È morto nella sua casa di San Virgilio, a Bergamo, l’imprenditore Giampiero Pesenti. Aveva 88 anni. Era rimasto l’ultimo rappresentante di quello che una volta veniva chiamato “capitalismo familiare“. Quel capitalismo rappresentato dalle grandi famiglie imprenditoriali italiane che, negli anni ’50, si erano raccolte intorno al “vate” Enrico Cuccia ed alla sua Mediobanca.

Ne facevano parte gli Agnelli, i Lucchini, gli Orlando, i Pirelli, i Falck, oltre agli stessi Pesenti. Tutti insieme erano denominati “finanza laica“, che si contrapponeva a quella “cattolica”, come il Banco Ambrosiano di Roberto Calvi o lo IOR (la banca del Vaticano).

Grazie a questa alleanza, Pesenti ottiene partecipazioni e ricopre ruoli in quasi tutte le principali società italiane. Come Mediobanca, Pirelli, Ras, Fiat, Montedison. Alla fine del 1800 i fratelli Pesenti erano proprietari di una piccola cartiera ad Alzano (Bergamo). Uno dei sei fratelli, Cesare, laureatosi in ingegneria meccanica in Germania, scopre le marne adatte alla fabbricazione del cemento, riconvertendo così l’azienda di famiglia alla produzione di tale materiale.

Nel 1906 l’azienda Fratelli Pesenti si fonde con la Società Calce e Cemento di Bergamo, dando vita ad Italcementi. In pochi anni diverrà leader del settore sotto la guida di Carlo e poi di Giampiero. Giampiero Pesenti nasce a Milano il 5 maggio 1931 e si laurea in ingegneria meccanica al Politecnico della sua città.
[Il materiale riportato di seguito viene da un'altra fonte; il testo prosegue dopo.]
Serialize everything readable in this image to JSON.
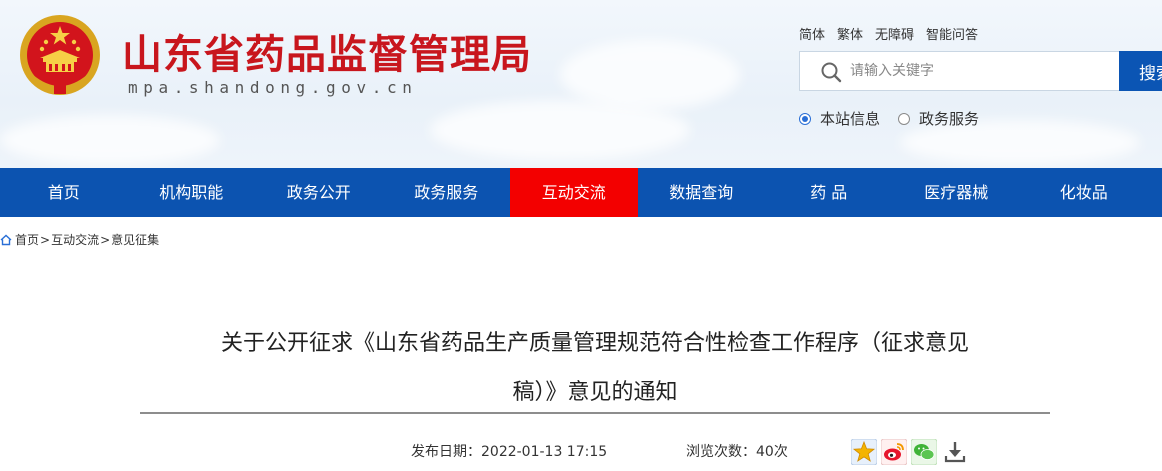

Nel 1958 è direttore generale di Italcementi e poi presidente fino al 2015, quando, aggiungo io, purtroppo viene ceduta alla tedesca Heidelberg. Vedovo dal 2015, lascia il figlio Carlo e le figlie Giulia e Laura. Giampiero era rimasto l’ultimo “dinosauro”, di una specie oramai estinta da tempo.

Quella del “salotto buono” di via Filodrammatici, cuore della vecchia Milano e centro di potere finanziario “casalingo”, dove sorge la sede di Mediobanca. Una specie estinta che amava parlare poco, anzi quasi per niente. Che odiava riflettori e pubblicità, lavorava sodo, in modo calvinista, convinta che il profitto fosse segno della grazia divina. Giampiero, come tutti gli altri “capitani d’industria”, era ricchissimo ma di quella ricchezza sobria, dove il vero lusso contava molto di più dell’esibizione fine a se stessa del denaro.

Amava ed aveva una bellissima villa a Portofino, come Pirelli, Falck ed Agnelli. D’inverno sciava tra Cortina e Saint Moritz, in compagnia delle stesse persone. Il tutto era sempre fatto lontano da occhi indiscreti, non per nascondere qualcosa ma per non voler esibire nulla.

Come è distante tutto questo da oggi. Dove il piacere maggiore è esibire tutto, soprattutto quello che non si ha.

Una volta Giampiero ebbe a dire: “non scambiate la cortesia per debolezza“. Però delle debolezze, purtroppo, il salotto buono ne aveva. Forse la più grande era quella di essere autoreferenziale. Tutto ruotava intorno a Enrico Cuccia ed alla sua Mediobanca. Tutto rimaneva troppo provinciale, quando il mondo della finanza e delle imprese prendeva invece la via della globalizzazione.

Non so se non lo abbiano capito, o se non abbiano voluto comprendere di proposito. Forse sapevano che in quel “nuovo mondo” non si sarebbero più trovati a loro agio e con molta dignità hanno preferito sparire lentamente e in silenzio. Come avevano sempre vissuto.